The naira has weakened to a record low of 178 per dollar
this month because of the collapse in the price of oil, which accounts for more
than two-thirds of government revenue. The currency was down 1.7 percent to 177
per dollar at 5:25 p.m. in Lagos, the commercial capital.
‘Perceived
Weaknesses’
“When you look at OPEC countries, they’re all feeling the
sweat, but Nigeria tends to be more pronounced, because of some of the
perceived weaknesses in our buffers such as the level of foreign reserves and
the ability of the central bank to defend the currency,” Onyema said. “I have
confidence in the central bank’s ability to provide a currency that has
stability.”
The Nigerian central bank meets to set interest rates
today, with three of nine economists surveyed by Bloomberg expecting the bank
to raise the benchmark rate from 12 percent.
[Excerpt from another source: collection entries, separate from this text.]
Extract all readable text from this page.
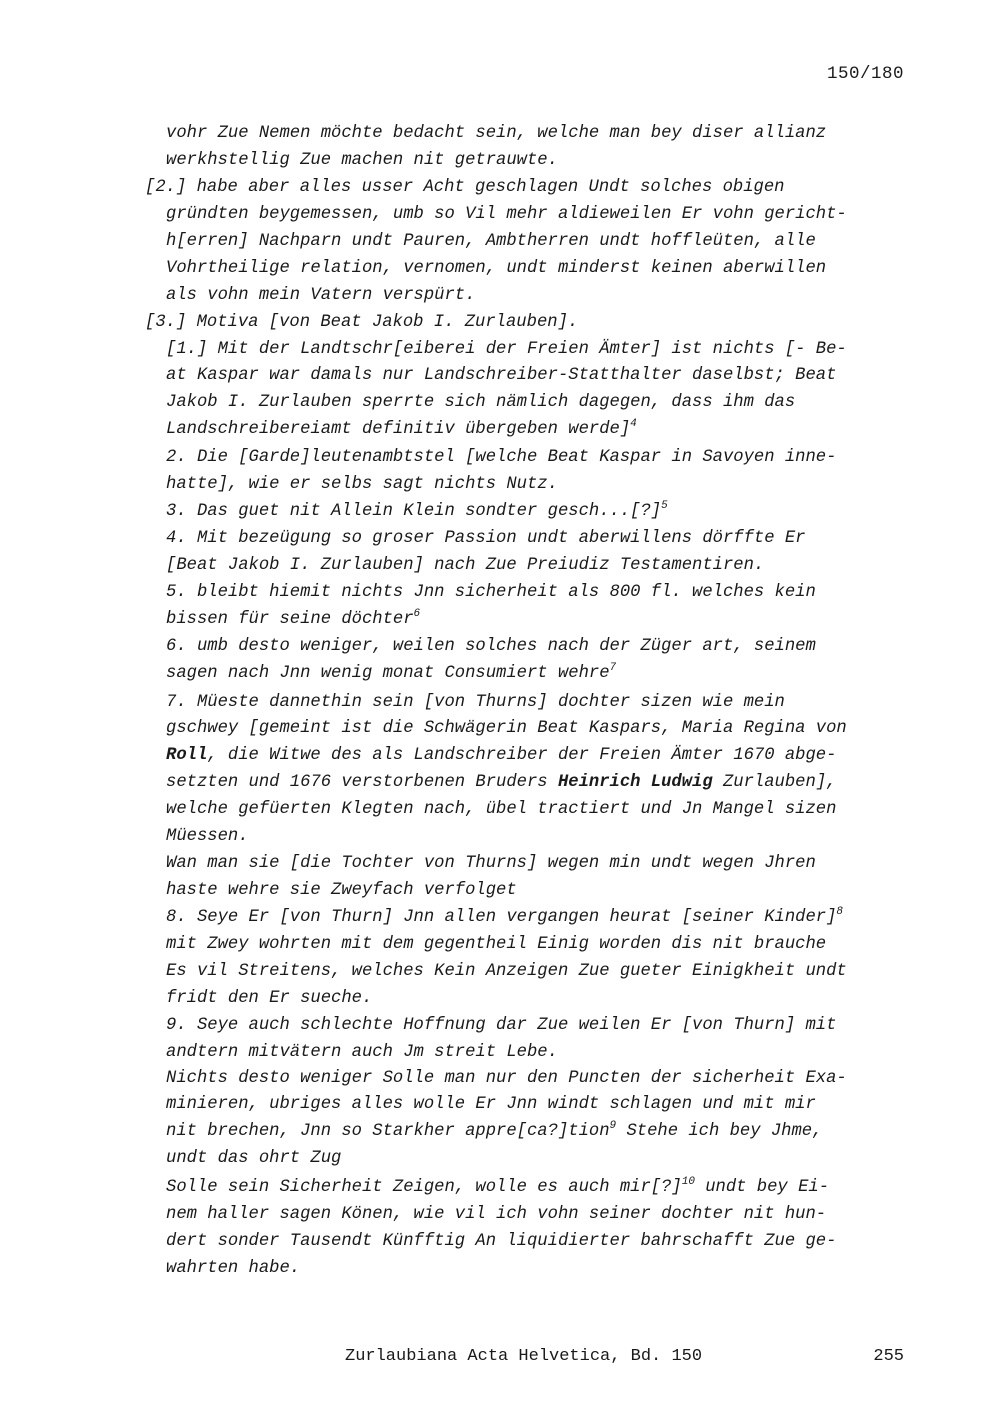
150/180
vohr Zue Nemen möchte bedacht sein, welche man bey diser allianz
werkhstellig Zue machen nit getrauwte.
[2.] habe aber alles usser Acht geschlagen Undt solches obigen
gründten beygemessen, umb so Vil mehr aldieweilen Er vohn gericht-
h[erren] Nachparn undt Pauren, Ambtherren undt hoffleüten, alle
Vohrtheilige relation, vernomen, undt minderst keinen aberwillen
als vohn mein Vatern verspürt.
[3.] Motiva [von Beat Jakob I. Zurlauben].
[1.] Mit der Landtschr[eiberei der Freien Ämter] ist nichts [- Be-
at Kaspar war damals nur Landschreiber-Statthalter daselbst; Beat
Jakob I. Zurlauben sperrte sich nämlich dagegen, dass ihm das
Landschreibereiamt definitiv übergeben werde]$^4$
2. Die [Garde]leutenambtstel [welche Beat Kaspar in Savoyen inne-
hatte], wie er selbs sagt nichts Nutz.
3. Das guet nit Allein Klein sondter gesch...[?]$^5$
4. Mit bezeügung so groser Passion undt aberwillens dörffte Er
[Beat Jakob I. Zurlauben] nach Zue Preiudiz Testamentiren.
5. bleibt hiemit nichts Jnn sicherheit als 800 fl. welches kein
bissen für seine döchter$^6$
6. umb desto weniger, weilen solches nach der Züger art, seinem
sagen nach Jnn wenig monat Consumiert wehre$^7$
7. Müeste dannethin sein [von Thurns] dochter sizen wie mein
gschwey [gemeint ist die Schwägerin Beat Kaspars, Maria Regina von
Roll, die Witwe des als Landschreiber der Freien Ämter 1670 abge-
setzten und 1676 verstorbenen Bruders Heinrich Ludwig Zurlauben],
welche gefüerten Klegten nach, übel tractiert und Jn Mangel sizen
Müessen.
Wan man sie [die Tochter von Thurns] wegen min undt wegen Jhren
haste wehre sie Zweyfach verfolget
8. Seye Er [von Thurn] Jnn allen vergangen heurat [seiner Kinder]$^8$
mit Zwey wohrten mit dem gegentheil Einig worden dis nit brauche
Es vil Streitens, welches Kein Anzeigen Zue gueter Einigkheit undt
fridt den Er sueche.
9. Seye auch schlechte Hoffnung dar Zue weilen Er [von Thurn] mit
andtern mitvätern auch Jm streit Lebe.
Nichts desto weniger Solle man nur den Puncten der sicherheit Exa-
minieren, ubriges alles wolle Er Jnn windt schlagen und mit mir
nit brechen, Jnn so Starkher appre[ca?]tion$^9$ Stehe ich bey Jhme,
undt das ohrt Zug
Solle sein Sicherheit Zeigen, wolle es auch mir[?]$^{10}$ undt bey Ei-
nem haller sagen Könen, wie vil ich vohn seiner dochter nit hun-
dert sonder Tausendt Künfftig An liquidierter bahrschafft Zue ge-
wahrten habe.
Zurlaubiana Acta Helvetica, Bd. 150	255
Onyema said the NSE is seeking to boost listings and
talking to so-called marginal oil field operators eager to match the success of
Seplat Petroleum
Development Co. (SEPLAT)’s initial public offering in April,
Nigeria’s first since 2008.
“The marginal field operators have a real opportunity to
participate in our market, especially given the success that Seplat has shown,”
Onyema said.
Marginal field operators in Nigeria include Bayelsa Oil Co.,
Platform Petroleum Ltd. and Sahara Energy Field Ltd.